The project page lists runs for the selected environment with their spec counts, branch, source, and time. Open a run for the detail: each failing spec shows its error, the failing locator (the heal hint), and links to the CI log. If your CI uploaded traces or reports as artifacts, they're linked at the top of the run — they download straight from GitHub, since that's where they live.

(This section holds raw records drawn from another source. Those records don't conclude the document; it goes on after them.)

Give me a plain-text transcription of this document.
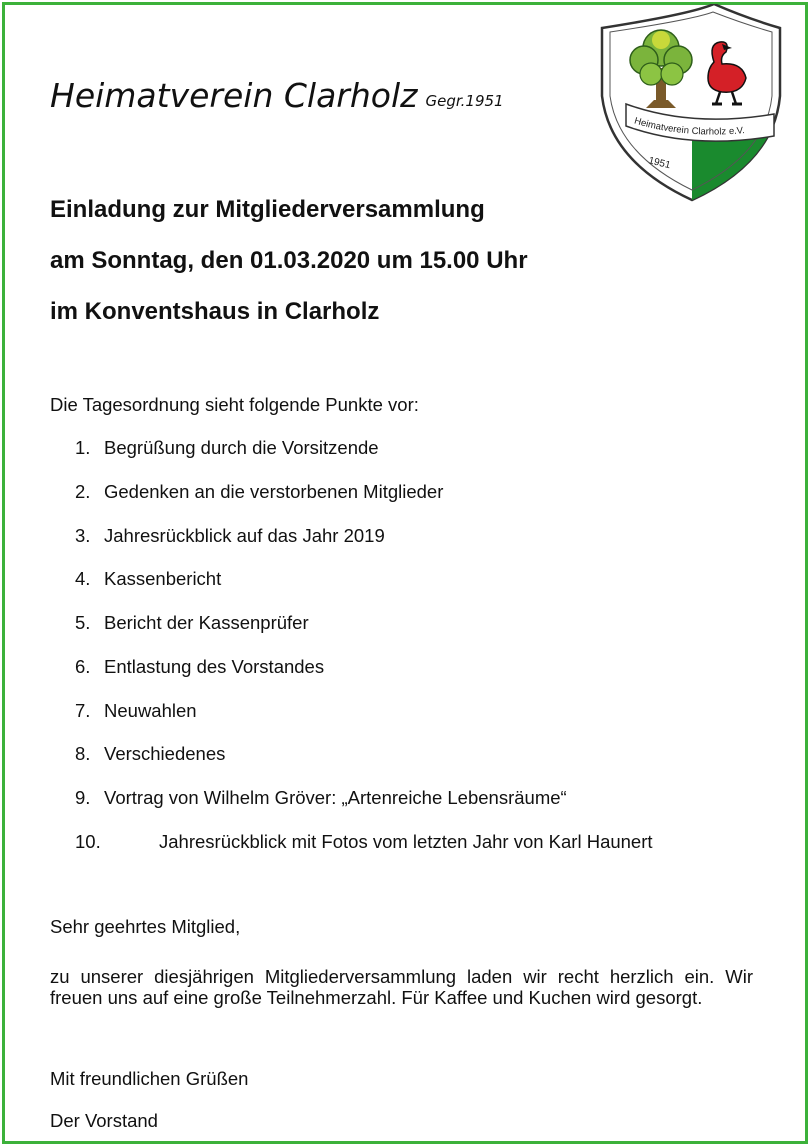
Heimatverein Clarholz Gegr.1951
Heimatverein Clarholz e.V.
1951
Einladung zur Mitgliederversammlung
am Sonntag, den 01.03.2020 um 15.00 Uhr
im Konventshaus in Clarholz
Die Tagesordnung sieht folgende Punkte vor:
1. Begrüßung durch die Vorsitzende
2. Gedenken an die verstorbenen Mitglieder
3. Jahresrückblick auf das Jahr 2019
4. Kassenbericht
5. Bericht der Kassenprüfer
6. Entlastung des Vorstandes
7. Neuwahlen
8. Verschiedenes
9. Vortrag von Wilhelm Gröver: „Artenreiche Lebensräume“
10.	Jahresrückblick mit Fotos vom letzten Jahr von Karl Haunert
Sehr geehrtes Mitglied,
zu unserer diesjährigen Mitgliederversammlung laden wir recht herzlich ein. Wir freuen uns auf eine große Teilnehmerzahl. Für Kaffee und Kuchen wird gesorgt.
Mit freundlichen Grüßen
Der Vorstand
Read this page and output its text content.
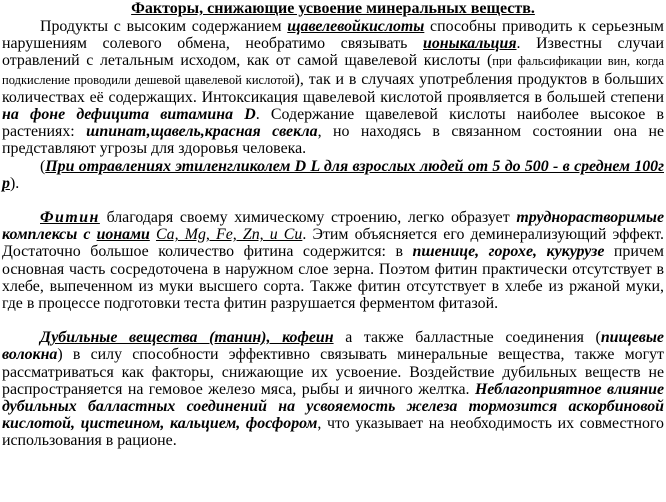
Факторы, снижающие усвоение минеральных веществ.

Продукты с высоким содержанием щавелевойкислоты способны приводить к серьезным нарушениям солевого обмена, необратимо связывать ионыкальция. Известны случаи отравлений с летальным исходом, как от самой щавелевой кислоты (при фальсификации вин, когда подкисление проводили дешевой щавелевой кислотой), так и в случаях употребления продуктов в больших количествах её содержащих. Интоксикация щавелевой кислотой проявляется в большей степени на фоне дефицита витамина D. Содержание щавелевой кислоты наиболее высокое в растениях: шпинат,щавель,красная свекла, но находясь в связанном состоянии она не представляют угрозы для здоровья человека.

(При отравлениях этиленгликолем D L для взрослых людей от 5 до 500 - в среднем 100г р).

Фитин благодаря своему химическому строению, легко образует труднорастворимые комплексы с ионами Са, Mg, Fe, Zn, и Cu. Этим объясняется его деминерализующий эффект. Достаточно большое количество фитина содержится: в пшенице, горохе, кукурузе причем основная часть сосредоточена в наружном слое зерна. Поэтом фитин практически отсутствует в хлебе, выпеченном из муки высшего сорта. Также фитин отсутствует в хлебе из ржаной муки, где в процессе подготовки теста фитин разрушается ферментом фитазой.

Дубильные вещества (танин), кофеин а также балластные соединения (пищевые волокна) в силу способности эффективно связывать минеральные вещества, также могут рассматриваться как факторы, снижающие их усвоение. Воздействие дубильных веществ не распространяется на гемовое железо мяса, рыбы и яичного желтка. Неблагоприятное влияние дубильных балластных соединений на усвояемость железа тормозится аскорбиновой кислотой, цистеином, кальцием, фосфором, что указывает на необходимость их совместного использования в рационе.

Open pull requests get their own strip on the project page: one chip per branch, colored by its latest verdict, linking to the run.

Regression alerts

A regression is when the previous run on the same environment and branch was green and this one is red. When Cloud sees that on ingest, it alerts — by email to the project's team, and to Slack if you've configured a webhook. PR runs don't alert (the PR comment already covers them); this is for your default branch and your monitored environments.

Self-heal orchestration

When a spec drifts — a selector moved, a label changed — Cloud queues a heal request for it. This is where the "AI only on what already ran, fixes stay local" rule plays out:

  1. Cloud detects the failure on ingest and opens one heal request per drifted spec (deduplicated — one open request per spec).
  2. Cloud routes it to your editor. Nothing in the cloud can reach your machine, so your VS Code extension and MCP agent pull the queue (see Connect your editor).
  3. You heal locally. Your own coding agent re-locates the element in your real browser via /mcp__hover__heal <spec>, and you review the diff before keeping it.
  4. CI closes the loop. The heal request auto-closes only when CI sees that spec pass again — never on an editor claim, never by Cloud rewriting your code.